Typically when working up to 50V voltages there should be no danger of dying.

See here: http://wiki.answers.com/Q/What_kills_people_current_or_voltage. To be on the same side it's better to not have more than 1mA flowing through your body (since at 10mA you risk to die). Better not have wet hands either (see http://answers.yahoo.com/question/index?qid=20080204005218AAw90iW).

If you want to have a more subjective information you can take a simple ohmmeter and mesure the impedance between any two fingers. That can give you a rough estimation of your body impedance. The maximum voltage you can apply is therefore given by U_max = 1mA * R_measured.

I actuallly worked on some circuits powered by 15V and - while at first you may sense a little shock - there is nothing excessive with it (it depends on the person sensitivity to voltage).

Adding a fuse might also be a good safe precaution (limit your current to only what you really need). Depending on the voltage source you use, you can configure the maximum output current.

The risk of fire in your house is primarily due to short circuits: avoid them at all cost (place a fuse between your circuit and the power source and / or between the power plug and the power source). That way if something bad happen you won't lose power in the whole house (not sure if that's true in the US, theoretically all houses should have fuses at their entrance, but adding a very fast fuse between the plug and the power supply may avoid losing all electrical power in your house).

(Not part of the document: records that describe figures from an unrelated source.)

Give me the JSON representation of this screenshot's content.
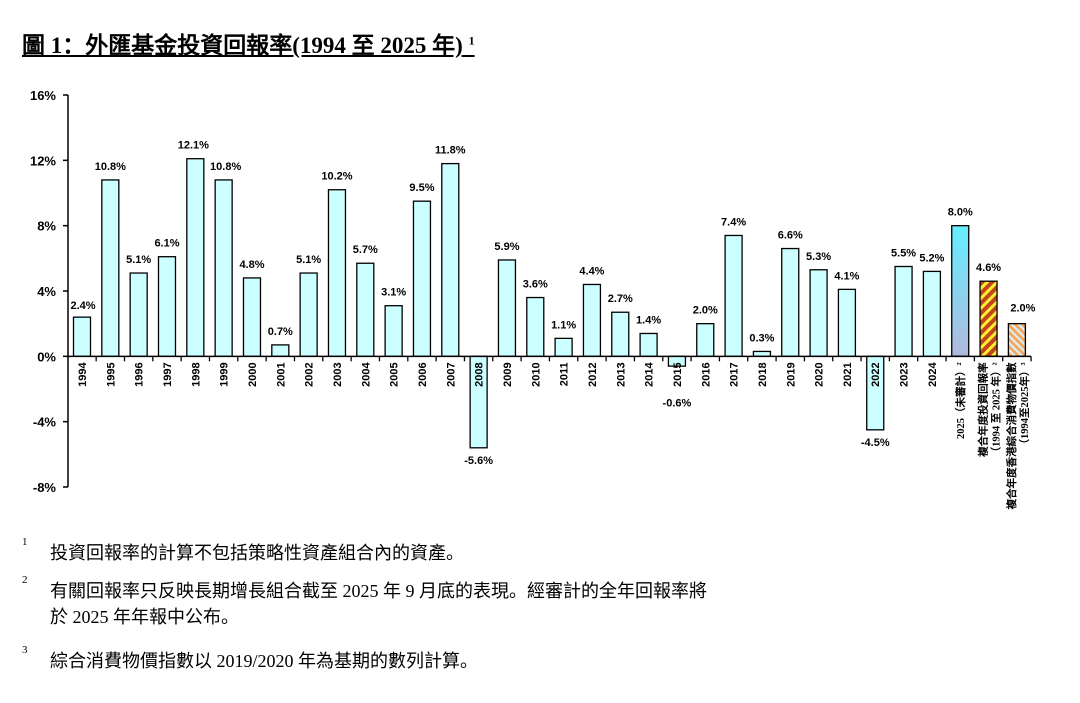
{
  "title": "圖 1：外匯基金投資回報率(1994 至 2025 年)",
  "title_note": "1",
  "chart_data": {
    "type": "bar",
    "title": "圖 1：外匯基金投資回報率(1994 至 2025 年)",
    "ylim": [
      -8,
      16
    ],
    "yticks": [
      "-8%",
      "-4%",
      "0%",
      "4%",
      "8%",
      "12%",
      "16%"
    ],
    "ytick_values": [
      -8,
      -4,
      0,
      4,
      8,
      12,
      16
    ],
    "grid": false,
    "categories": [
      "1994",
      "1995",
      "1996",
      "1997",
      "1998",
      "1999",
      "2000",
      "2001",
      "2002",
      "2003",
      "2004",
      "2005",
      "2006",
      "2007",
      "2008",
      "2009",
      "2010",
      "2011",
      "2012",
      "2013",
      "2014",
      "2015",
      "2016",
      "2017",
      "2018",
      "2019",
      "2020",
      "2021",
      "2022",
      "2023",
      "2024",
      "2025（未審計）²",
      "複合年度投資回報率（1994 至 2025 年）²",
      "複合年度香港綜合消費物價指數（1994至2025年）³"
    ],
    "values": [
      2.4,
      10.8,
      5.1,
      6.1,
      12.1,
      10.8,
      4.8,
      0.7,
      5.1,
      10.2,
      5.7,
      3.1,
      9.5,
      11.8,
      -5.6,
      5.9,
      3.6,
      1.1,
      4.4,
      2.7,
      1.4,
      -0.6,
      2.0,
      7.4,
      0.3,
      6.6,
      5.3,
      4.1,
      -4.5,
      5.5,
      5.2,
      8.0,
      4.6,
      2.0
    ],
    "data_labels": [
      "2.4%",
      "10.8%",
      "5.1%",
      "6.1%",
      "12.1%",
      "10.8%",
      "4.8%",
      "0.7%",
      "5.1%",
      "10.2%",
      "5.7%",
      "3.1%",
      "9.5%",
      "11.8%",
      "-5.6%",
      "5.9%",
      "3.6%",
      "1.1%",
      "4.4%",
      "2.7%",
      "1.4%",
      "-0.6%",
      "2.0%",
      "7.4%",
      "0.3%",
      "6.6%",
      "5.3%",
      "4.1%",
      "-4.5%",
      "5.5%",
      "5.2%",
      "8.0%",
      "4.6%",
      "2.0%"
    ],
    "colors": {
      "annual": "#ccffff",
      "current_top": "#66eeff",
      "current_bottom": "#b0b8dd",
      "composite": "#c0451a",
      "composite_stripe": "#ffee33",
      "cpi": "#f6a860",
      "cpi_stripe": "#d8f4ff",
      "outline": "#000000"
    }
  },
  "footnotes": [
    {
      "num": "1",
      "lines": [
        "投資回報率的計算不包括策略性資產組合內的資產。"
      ]
    },
    {
      "num": "2",
      "lines": [
        "有關回報率只反映長期增長組合截至 2025 年 9 月底的表現。經審計的全年回報率將",
        "於 2025 年年報中公布。"
      ]
    },
    {
      "num": "3",
      "lines": [
        "綜合消費物價指數以 2019/2020 年為基期的數列計算。"
      ]
    }
  ]
}
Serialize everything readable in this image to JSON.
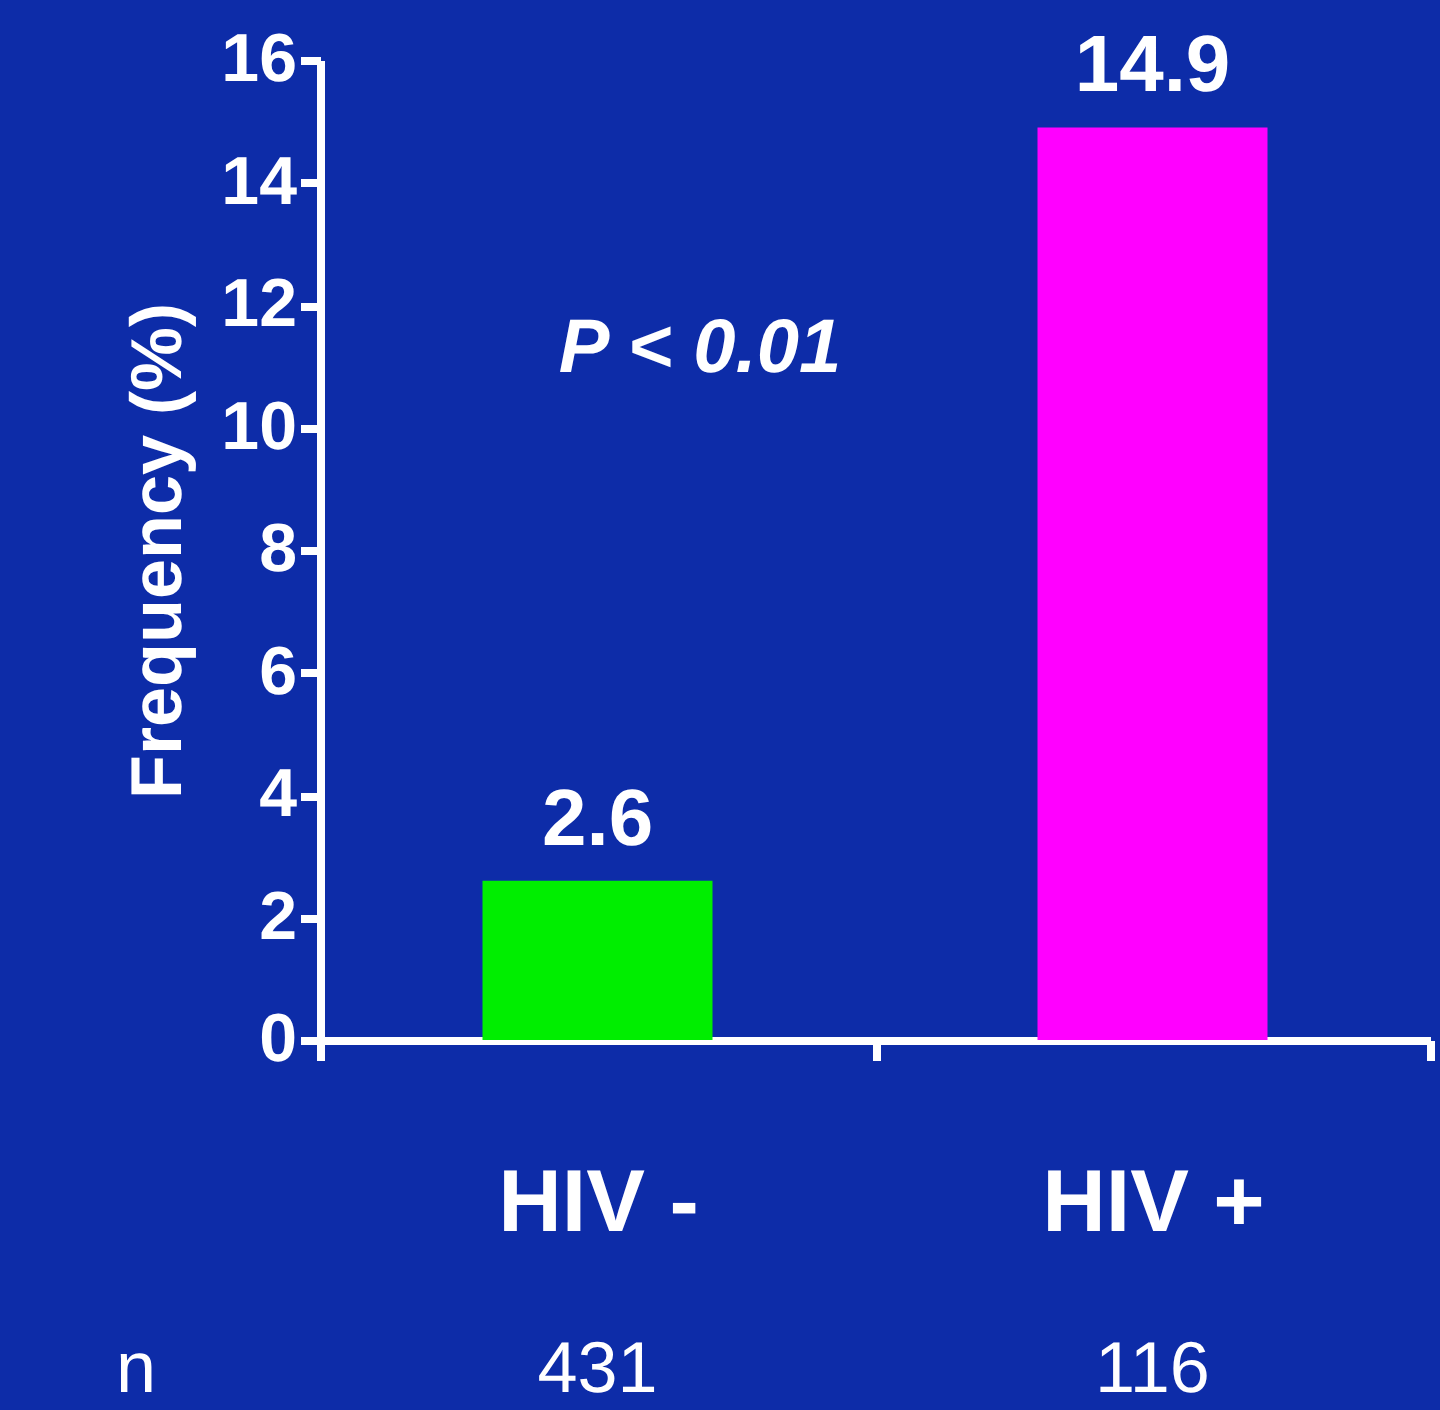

Next: all equipment exposed to high voltage should be grounded. In particular your power supply (you don't want to feel the high voltage when touching a power supply enclosed in a metal case).

As far as I'm concerned, gloves are not necessary. You may want to wait for other answers though. A simple test we made at the university was to simply put two of your fingers between the + and the - of a voltage source and slowly increase the voltage from 0 to 32V. I suspect you may feel some trembling at 32V. At 16V you may not feel anything at all or some shock the first time you touch it (which may scare you, but it's not dangerous).

To sum it up: 16V should be safe, while 32V should require some attention (subjective to your body impedance, as well as if you have wet hands). Not so sure if it'd be practical to work with gloves on. At that point better take off all power from the circuit and change whatever you need in it, then plugging the power source in again.

EDIT Beware: check the maximum allowed voltage at the input of the oscilloscope. I'm quite sure the voltmeter supports up to at least 100V. Maximal voltage varies from oscilloscope to oscilloscope. I think it is, but it's better to check it out before burning it down.

EDIT 2 You didn't specify which components you use. Some of those overheat (resistors have a power rating that should not exceeded), others may produce weird smell (typically tantalum and electrolytic capacitors if branched with the wrong polarity), other may explode (transistors mounted in the wrong direction and/or of the wrong type [see Why did my MOSFET explode? and/or subjected to voltage higher than what they've been rated for).